Spring 2020

CRP 381M.1

Planners today, more than ever, must operate in a world overflowing with data. Just as planners who primarily gravitate towards statistical models and GIS must nonetheless acquire basic competence with qualitative techniques such as interviews and community participation processes, those who are more qualitatively oriented cannot escape data and data analysis. Our core methods curriculum in the Community and Regional Planning Program is designed to make sure that everyone moving through the program has a solid foundation in both the yin and the yang of quantitative and qualitative methods. CRP 381M is intended to help students “learn to love the data.”
 
CRP 381M has five basic goals. First, upon completing the course students will have a basic facility with gathering data from a particular source: the United States Census Bureau. There are, of course, many sources of data, but census data is so fundamental to planning that it is emphasized most heavily here. Students will learn how to gather and interpret social-demographic data from the decennial census and the American Community Survey (ACS), and gain at least a passing familiarity with housing data from the American Housing Survey (AHS), and economic data via Longitudinal Employer-Household Dynamics (LEHD) and County Business Patterns (CBP).

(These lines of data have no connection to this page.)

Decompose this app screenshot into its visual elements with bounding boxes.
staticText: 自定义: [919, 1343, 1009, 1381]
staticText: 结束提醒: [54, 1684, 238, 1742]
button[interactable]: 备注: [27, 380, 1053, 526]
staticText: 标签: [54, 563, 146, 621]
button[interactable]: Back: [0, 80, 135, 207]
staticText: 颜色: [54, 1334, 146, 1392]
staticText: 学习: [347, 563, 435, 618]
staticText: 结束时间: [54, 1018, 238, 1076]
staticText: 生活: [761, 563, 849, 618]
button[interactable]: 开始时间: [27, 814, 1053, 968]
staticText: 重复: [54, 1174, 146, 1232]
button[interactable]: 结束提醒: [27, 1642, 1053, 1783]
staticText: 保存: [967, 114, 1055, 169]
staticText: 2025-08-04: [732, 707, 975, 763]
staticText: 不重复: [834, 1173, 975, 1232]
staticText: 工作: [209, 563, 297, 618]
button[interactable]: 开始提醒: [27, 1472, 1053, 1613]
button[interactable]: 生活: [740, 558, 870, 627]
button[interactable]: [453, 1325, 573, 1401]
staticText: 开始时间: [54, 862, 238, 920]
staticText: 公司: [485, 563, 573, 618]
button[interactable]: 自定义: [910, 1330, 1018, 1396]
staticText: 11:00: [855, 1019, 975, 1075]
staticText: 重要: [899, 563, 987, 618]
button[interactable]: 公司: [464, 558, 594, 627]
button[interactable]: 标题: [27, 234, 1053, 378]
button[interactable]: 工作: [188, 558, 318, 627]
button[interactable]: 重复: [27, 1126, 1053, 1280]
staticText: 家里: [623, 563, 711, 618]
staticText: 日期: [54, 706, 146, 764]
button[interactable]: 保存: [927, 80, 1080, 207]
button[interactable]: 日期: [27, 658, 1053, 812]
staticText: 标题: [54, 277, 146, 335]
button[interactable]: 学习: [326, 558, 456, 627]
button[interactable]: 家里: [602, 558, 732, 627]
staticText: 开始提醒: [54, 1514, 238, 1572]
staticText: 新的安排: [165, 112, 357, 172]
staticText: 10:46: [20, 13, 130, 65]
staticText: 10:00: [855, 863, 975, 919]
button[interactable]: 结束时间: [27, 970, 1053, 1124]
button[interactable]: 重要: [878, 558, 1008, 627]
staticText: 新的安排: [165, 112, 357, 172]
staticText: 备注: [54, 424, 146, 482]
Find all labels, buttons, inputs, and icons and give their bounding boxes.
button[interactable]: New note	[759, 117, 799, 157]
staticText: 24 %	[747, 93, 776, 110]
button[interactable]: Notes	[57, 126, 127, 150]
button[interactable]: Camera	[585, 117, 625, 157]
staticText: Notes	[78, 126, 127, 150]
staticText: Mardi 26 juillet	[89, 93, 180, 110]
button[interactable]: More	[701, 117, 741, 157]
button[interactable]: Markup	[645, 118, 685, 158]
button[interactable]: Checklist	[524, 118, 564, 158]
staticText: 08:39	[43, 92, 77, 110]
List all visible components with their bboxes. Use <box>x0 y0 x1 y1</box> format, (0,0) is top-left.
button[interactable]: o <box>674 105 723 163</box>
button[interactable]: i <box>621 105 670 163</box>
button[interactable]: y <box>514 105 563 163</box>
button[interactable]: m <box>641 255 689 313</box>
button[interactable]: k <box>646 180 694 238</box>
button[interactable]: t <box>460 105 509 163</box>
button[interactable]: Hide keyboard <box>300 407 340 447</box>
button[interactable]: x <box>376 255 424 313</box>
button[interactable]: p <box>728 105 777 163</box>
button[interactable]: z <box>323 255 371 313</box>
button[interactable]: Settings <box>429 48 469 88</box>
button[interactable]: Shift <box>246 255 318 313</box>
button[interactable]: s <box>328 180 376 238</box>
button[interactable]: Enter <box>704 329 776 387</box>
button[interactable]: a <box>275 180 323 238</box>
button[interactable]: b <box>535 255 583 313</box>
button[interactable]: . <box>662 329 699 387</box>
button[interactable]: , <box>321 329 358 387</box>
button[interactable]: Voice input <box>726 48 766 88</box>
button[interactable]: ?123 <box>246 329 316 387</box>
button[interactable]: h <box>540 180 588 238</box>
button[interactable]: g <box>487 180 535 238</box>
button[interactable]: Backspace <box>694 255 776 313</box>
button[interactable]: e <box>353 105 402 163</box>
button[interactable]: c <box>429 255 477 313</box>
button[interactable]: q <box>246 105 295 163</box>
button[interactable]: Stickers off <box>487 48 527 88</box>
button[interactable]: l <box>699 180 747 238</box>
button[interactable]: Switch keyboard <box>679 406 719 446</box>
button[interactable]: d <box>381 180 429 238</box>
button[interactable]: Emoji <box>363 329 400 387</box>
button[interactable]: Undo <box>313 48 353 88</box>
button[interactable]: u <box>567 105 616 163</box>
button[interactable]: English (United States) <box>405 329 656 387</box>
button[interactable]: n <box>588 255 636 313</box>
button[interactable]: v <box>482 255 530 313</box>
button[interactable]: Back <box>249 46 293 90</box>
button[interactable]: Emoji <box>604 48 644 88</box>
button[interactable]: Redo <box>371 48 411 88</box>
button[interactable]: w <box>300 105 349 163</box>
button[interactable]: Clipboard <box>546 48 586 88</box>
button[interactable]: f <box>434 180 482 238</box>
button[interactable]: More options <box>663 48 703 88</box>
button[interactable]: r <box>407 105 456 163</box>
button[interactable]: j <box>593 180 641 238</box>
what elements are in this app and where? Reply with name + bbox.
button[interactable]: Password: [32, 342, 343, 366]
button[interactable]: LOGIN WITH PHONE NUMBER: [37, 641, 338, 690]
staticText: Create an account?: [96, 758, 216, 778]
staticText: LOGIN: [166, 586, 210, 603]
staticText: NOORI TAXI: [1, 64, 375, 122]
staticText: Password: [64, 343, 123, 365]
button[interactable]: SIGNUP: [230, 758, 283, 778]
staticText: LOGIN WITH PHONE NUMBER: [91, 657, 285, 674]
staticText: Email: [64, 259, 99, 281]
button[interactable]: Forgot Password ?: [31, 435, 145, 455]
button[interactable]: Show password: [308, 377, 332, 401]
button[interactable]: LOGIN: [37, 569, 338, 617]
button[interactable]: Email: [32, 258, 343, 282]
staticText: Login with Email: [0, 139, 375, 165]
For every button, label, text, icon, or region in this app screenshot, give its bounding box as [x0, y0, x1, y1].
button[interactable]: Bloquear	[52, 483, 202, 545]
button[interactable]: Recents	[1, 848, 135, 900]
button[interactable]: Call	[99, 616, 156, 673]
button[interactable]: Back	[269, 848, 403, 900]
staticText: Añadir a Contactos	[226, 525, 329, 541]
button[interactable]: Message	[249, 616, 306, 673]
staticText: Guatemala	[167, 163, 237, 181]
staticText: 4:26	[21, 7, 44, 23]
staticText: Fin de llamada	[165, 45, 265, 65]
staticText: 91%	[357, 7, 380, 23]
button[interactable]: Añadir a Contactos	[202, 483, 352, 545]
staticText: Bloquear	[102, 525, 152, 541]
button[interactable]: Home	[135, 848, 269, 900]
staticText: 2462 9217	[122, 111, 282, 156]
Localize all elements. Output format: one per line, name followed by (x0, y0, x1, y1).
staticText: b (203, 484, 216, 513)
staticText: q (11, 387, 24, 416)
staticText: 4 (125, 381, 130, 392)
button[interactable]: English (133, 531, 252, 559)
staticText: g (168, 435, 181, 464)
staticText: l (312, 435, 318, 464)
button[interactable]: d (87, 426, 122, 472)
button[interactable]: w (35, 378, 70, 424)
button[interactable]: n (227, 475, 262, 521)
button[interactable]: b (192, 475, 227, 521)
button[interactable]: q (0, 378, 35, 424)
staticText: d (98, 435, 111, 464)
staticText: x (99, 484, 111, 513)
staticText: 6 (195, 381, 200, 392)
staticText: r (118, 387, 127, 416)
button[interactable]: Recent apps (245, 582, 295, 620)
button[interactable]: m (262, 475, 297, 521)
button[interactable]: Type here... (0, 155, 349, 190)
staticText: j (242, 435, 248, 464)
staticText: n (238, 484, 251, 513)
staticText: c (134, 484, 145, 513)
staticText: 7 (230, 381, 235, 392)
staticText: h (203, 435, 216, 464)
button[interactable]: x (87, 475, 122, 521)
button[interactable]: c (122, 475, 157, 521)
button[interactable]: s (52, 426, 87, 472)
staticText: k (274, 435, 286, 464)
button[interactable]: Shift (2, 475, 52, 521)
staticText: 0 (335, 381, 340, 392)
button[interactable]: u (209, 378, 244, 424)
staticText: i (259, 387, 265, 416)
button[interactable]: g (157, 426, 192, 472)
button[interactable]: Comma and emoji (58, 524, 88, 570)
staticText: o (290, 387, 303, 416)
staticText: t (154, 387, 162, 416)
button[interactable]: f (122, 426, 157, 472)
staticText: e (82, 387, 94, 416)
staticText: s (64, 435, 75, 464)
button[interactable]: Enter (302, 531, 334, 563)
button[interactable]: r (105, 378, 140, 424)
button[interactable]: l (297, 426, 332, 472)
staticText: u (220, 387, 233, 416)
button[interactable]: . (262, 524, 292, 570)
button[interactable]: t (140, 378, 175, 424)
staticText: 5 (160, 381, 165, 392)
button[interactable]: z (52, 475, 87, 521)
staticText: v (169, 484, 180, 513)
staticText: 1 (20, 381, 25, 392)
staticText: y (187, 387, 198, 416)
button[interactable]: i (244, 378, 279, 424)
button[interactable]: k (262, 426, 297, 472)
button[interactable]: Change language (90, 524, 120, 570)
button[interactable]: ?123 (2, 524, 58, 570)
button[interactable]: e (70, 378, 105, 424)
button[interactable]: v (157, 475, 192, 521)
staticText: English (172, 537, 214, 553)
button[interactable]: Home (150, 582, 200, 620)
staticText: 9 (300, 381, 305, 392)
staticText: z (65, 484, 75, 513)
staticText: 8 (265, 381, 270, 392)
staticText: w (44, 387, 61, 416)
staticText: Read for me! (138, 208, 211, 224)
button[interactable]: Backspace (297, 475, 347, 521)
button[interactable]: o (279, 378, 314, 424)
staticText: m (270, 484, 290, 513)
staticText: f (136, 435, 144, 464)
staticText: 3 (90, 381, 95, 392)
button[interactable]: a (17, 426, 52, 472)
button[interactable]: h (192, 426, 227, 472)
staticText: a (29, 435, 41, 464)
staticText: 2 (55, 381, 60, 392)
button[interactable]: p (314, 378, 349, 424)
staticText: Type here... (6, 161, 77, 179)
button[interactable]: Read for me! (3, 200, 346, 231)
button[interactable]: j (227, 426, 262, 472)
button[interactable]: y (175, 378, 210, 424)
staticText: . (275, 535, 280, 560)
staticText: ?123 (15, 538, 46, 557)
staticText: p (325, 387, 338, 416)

Certain students will inevitably be more interested in dealing with census data from other nations; however, learning how to gather and interpret information from the US Census will be useful background when applied to other contexts. 
 
Second, we will also briefly “get under the hood” in order to understand how population projections are produced. Since planning is a future-oriented discipline, planners must rely on widely-agreed upon demographic forecasts to make reasonable decisions about allocating resources in the future. Demographic forecasting could be the subject of a whole course unto itself, but in CRP 381M students will get at least an introduction to how official forecasts of this type are made.  
 
Third, students are able to critically unpack the equity implications of sociodemographic data metrics and classification schemes. Sociodemographic data—measuring or classifying people according to contested categories and quantities such as race, ethnicity, citizenship status, gender, employment status, income, poverty, and a host of others—is not inherently neutral or objective. It is instead a human creation, imbued (like all human creations) with all of the inevitable biases and blind spots of its creators, no matter who they are and no matter what particular choices they make. This by no means invalidates the usefulness or legitimacy of sociodemographic data; but it is vital for students to develop a basic understanding of the choices and tradeoffs that go into creating them, so that they may best understand exactly what they reveal and, importantly, what they conceal.  
 
The fourth goal is for students to learn how to communicate with data in both oral and written form. Knowing (and loving) the data is not enough for planners: informing other people, in particular laypeople, what a given set of data implies is a vital skill for planners. In CRP 381M, we will talk about how to present data, and what to avoid, so as to maximize quantitative methods’ power to educate and minimize their propensity to confuse.    
 
The final goal is for students to become savvy consumers of statistical analyses. CRP 381M is not a classic, in-depth statistics class: we will not, for example, be doing mathematical derivations of statistical formulas (although we will use some of the formulas—just as most of us don’t need to understand what’s under the hood in order to drive a car). But students will emerge from the class with a basic comfort with how to interpret the results of three key statistical techniques: hypothesis tests, surveys, and simple regressions. Students will also, along the way, learn how to do their own analyses using these three basic techniques, but the primary emphasis here is on how to interpret their results. A world awash in data is also a world awash in poorly-justified statistical claims: CRP 381M will help students learn how to sharpen their critical faculties and sort out the sound statistical assertions from the dubious ones.
 
CRP 381M is designed, as much as possible, to present material in an “inductive” manner, generalizing from specific examples, rather than in a “deductive” fashion (starting from abstract principles and then proceeding to specific examples) as is usually the case in traditional statistics courses. Without question, some students will go on to seek out more advanced statistical courses in CRP or elsewhere at UT. However, CRP 381M is intended to provide a basic foundation that even more qualitatively-oriented students can draw upon throughout their planning careers.